São Paulo (SP) – A Defesa Civil de São Paulo deu início, nesta semana, à demolição de cinco imóveis no bairro do Jaguaré. As casas foram interditadas após uma explosão causada por uma obra da Sabesp que atingiu a rede de gás da Comgás na última segunda-feira (11). O incidente, que resultou em duas mortes e deixou dois feridos, forçou a interdição total de 27 residências na região.
O governo estadual explicou que a demolição atende a um pedido da Polícia Técnico-Científica. Os peritos precisam escavar o terreno para colher evidências que fundamentem o laudo oficial sobre a tragédia. Até a tarde de quinta-feira (14), o balanço das autoridades apontava que 112 casas haviam sido vistoriadas, sendo que 85 foram consideradas seguras para o retorno dos moradores.
Para minimizar o impacto, Sabesp e Comgás já cadastraram 232 pessoas para o recebimento de um auxílio emergencial de R$ 5 mil, além de oferecerem hospedagem em hotéis. Enquanto isso, a CDHU mapeou 80 imóveis na área para realocar as famílias desalojadas. As opções incluem transferência para apartamentos mobiliados, auxílio-aluguel ou cartas de crédito para a compra de novas residências.
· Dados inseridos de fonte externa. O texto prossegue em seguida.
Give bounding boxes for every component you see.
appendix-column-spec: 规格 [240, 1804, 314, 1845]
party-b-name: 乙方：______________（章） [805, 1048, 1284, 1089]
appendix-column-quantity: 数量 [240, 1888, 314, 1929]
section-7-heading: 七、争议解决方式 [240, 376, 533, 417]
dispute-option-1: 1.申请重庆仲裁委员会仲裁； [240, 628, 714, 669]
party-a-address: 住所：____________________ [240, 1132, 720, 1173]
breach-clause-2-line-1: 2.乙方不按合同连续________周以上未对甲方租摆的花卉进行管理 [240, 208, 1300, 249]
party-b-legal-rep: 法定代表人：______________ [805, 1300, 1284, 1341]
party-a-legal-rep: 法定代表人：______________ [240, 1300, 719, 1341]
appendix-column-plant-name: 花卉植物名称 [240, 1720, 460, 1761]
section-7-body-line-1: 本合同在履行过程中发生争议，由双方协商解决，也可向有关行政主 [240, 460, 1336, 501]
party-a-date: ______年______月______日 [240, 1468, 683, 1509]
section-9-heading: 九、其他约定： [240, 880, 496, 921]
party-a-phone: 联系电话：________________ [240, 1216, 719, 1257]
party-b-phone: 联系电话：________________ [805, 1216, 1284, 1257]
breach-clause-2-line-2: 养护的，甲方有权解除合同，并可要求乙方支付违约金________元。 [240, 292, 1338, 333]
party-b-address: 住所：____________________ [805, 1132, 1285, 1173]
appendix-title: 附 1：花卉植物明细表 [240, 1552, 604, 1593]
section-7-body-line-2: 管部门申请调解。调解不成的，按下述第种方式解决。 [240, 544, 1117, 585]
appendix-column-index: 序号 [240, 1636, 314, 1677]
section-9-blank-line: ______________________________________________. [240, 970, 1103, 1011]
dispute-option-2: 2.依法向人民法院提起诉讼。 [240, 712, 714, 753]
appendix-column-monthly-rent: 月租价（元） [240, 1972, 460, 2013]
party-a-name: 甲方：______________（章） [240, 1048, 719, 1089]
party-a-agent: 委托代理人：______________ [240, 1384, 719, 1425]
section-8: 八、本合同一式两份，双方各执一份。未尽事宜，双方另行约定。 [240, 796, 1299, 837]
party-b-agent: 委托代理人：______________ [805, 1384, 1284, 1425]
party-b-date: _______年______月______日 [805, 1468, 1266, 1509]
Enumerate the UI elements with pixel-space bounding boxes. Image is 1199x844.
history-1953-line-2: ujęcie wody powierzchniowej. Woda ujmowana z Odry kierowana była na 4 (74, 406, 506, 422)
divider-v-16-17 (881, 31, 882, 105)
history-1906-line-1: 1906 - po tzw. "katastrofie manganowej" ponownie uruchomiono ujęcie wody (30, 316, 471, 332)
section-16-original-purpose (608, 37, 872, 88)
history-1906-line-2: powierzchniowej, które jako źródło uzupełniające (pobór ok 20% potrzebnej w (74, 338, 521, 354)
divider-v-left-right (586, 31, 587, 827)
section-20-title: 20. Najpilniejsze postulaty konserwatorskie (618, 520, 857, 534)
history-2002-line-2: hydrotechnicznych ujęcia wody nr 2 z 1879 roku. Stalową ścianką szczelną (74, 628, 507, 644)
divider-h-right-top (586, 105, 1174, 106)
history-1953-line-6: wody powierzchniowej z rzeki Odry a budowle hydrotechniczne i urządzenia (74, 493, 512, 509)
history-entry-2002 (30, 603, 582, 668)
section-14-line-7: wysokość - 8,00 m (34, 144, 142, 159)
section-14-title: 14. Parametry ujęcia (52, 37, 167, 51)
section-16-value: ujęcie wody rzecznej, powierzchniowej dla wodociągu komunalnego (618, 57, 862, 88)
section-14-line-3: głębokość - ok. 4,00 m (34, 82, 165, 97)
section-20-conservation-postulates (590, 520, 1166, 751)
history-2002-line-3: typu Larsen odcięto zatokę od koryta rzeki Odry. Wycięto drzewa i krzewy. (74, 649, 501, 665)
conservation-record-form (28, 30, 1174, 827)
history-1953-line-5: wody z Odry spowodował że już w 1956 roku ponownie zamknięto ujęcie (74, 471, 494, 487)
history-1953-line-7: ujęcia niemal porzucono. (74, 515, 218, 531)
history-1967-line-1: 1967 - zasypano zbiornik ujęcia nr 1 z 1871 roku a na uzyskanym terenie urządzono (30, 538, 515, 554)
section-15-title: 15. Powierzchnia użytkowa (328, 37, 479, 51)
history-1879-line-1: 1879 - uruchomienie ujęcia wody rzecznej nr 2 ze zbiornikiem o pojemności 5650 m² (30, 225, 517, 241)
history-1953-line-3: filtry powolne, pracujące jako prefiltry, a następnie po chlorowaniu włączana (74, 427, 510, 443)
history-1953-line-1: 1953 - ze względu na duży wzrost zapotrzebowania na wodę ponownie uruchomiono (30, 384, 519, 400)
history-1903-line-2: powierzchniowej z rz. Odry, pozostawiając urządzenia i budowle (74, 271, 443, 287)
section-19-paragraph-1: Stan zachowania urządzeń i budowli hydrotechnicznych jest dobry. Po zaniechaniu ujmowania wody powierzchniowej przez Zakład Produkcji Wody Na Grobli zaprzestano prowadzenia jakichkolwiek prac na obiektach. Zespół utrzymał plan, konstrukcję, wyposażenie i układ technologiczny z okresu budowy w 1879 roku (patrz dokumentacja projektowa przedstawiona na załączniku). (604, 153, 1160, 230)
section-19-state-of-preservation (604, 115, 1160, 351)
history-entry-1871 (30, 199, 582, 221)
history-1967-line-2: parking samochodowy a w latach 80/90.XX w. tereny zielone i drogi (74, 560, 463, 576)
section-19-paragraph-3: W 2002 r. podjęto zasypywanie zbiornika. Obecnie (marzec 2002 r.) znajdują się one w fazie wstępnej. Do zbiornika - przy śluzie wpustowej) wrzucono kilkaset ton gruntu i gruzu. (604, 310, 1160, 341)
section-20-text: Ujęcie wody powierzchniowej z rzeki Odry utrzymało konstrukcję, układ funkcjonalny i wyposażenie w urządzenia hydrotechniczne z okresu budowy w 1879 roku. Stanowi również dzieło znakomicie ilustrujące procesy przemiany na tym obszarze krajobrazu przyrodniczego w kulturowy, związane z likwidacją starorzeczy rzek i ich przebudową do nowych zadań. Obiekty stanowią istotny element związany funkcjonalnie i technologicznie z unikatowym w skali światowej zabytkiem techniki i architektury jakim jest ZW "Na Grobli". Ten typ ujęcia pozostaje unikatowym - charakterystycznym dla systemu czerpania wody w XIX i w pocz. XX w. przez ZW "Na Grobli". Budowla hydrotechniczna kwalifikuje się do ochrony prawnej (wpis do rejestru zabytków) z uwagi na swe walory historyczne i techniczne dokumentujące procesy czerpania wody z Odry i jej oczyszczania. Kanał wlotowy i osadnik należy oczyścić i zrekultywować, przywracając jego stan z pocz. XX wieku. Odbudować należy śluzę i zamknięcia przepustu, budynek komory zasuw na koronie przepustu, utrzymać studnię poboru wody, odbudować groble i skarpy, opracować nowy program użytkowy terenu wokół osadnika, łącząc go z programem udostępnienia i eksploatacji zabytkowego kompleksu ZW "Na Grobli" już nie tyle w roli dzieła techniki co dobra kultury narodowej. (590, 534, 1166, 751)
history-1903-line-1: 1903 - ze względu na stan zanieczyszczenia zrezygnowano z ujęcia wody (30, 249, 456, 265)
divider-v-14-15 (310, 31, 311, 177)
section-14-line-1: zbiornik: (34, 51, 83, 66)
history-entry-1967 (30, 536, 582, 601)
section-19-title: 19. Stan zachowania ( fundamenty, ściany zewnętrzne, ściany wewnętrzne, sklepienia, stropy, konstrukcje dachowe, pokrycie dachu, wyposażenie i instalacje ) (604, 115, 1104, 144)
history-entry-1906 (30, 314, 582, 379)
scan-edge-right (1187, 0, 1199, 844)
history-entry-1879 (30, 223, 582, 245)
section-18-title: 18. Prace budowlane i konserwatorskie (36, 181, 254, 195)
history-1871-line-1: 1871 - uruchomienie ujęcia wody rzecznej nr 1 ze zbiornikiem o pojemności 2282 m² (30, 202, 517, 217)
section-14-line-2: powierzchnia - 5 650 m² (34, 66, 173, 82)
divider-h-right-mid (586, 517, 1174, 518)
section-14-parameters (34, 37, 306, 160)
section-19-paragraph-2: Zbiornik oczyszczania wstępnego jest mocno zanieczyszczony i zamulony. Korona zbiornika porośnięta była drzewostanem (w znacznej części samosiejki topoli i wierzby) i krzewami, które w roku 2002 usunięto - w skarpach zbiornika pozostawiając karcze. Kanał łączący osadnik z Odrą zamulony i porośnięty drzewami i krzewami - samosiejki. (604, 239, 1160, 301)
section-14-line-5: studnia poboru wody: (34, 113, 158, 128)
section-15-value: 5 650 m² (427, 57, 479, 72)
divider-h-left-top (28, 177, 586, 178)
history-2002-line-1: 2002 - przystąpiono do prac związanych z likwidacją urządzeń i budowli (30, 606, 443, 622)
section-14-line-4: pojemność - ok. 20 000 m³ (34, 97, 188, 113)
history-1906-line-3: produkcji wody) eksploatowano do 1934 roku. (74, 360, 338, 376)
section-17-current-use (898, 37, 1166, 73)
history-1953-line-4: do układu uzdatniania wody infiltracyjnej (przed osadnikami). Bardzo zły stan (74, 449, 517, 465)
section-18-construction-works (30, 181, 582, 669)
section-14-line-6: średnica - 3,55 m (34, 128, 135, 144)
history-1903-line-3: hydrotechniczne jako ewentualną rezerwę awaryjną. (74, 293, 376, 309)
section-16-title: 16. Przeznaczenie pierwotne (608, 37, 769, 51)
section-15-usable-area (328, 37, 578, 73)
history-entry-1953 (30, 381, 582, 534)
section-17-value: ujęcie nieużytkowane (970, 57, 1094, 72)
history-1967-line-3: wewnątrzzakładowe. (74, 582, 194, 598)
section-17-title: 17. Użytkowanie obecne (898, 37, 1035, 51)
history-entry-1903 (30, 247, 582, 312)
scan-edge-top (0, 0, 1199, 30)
A apuração técnica segue sob pressão da Arsesp, a agência reguladora estadual. Sabesp e Comgás têm até esta sexta-feira (15) para entregar os esclarecimentos solicitados sobre o caso. Esse material será o ponto de partida para a fiscalização, que vai definir as sanções contratuais cabíveis diante da falha operacional que abalou a rotina dos moradores do Jaguaré.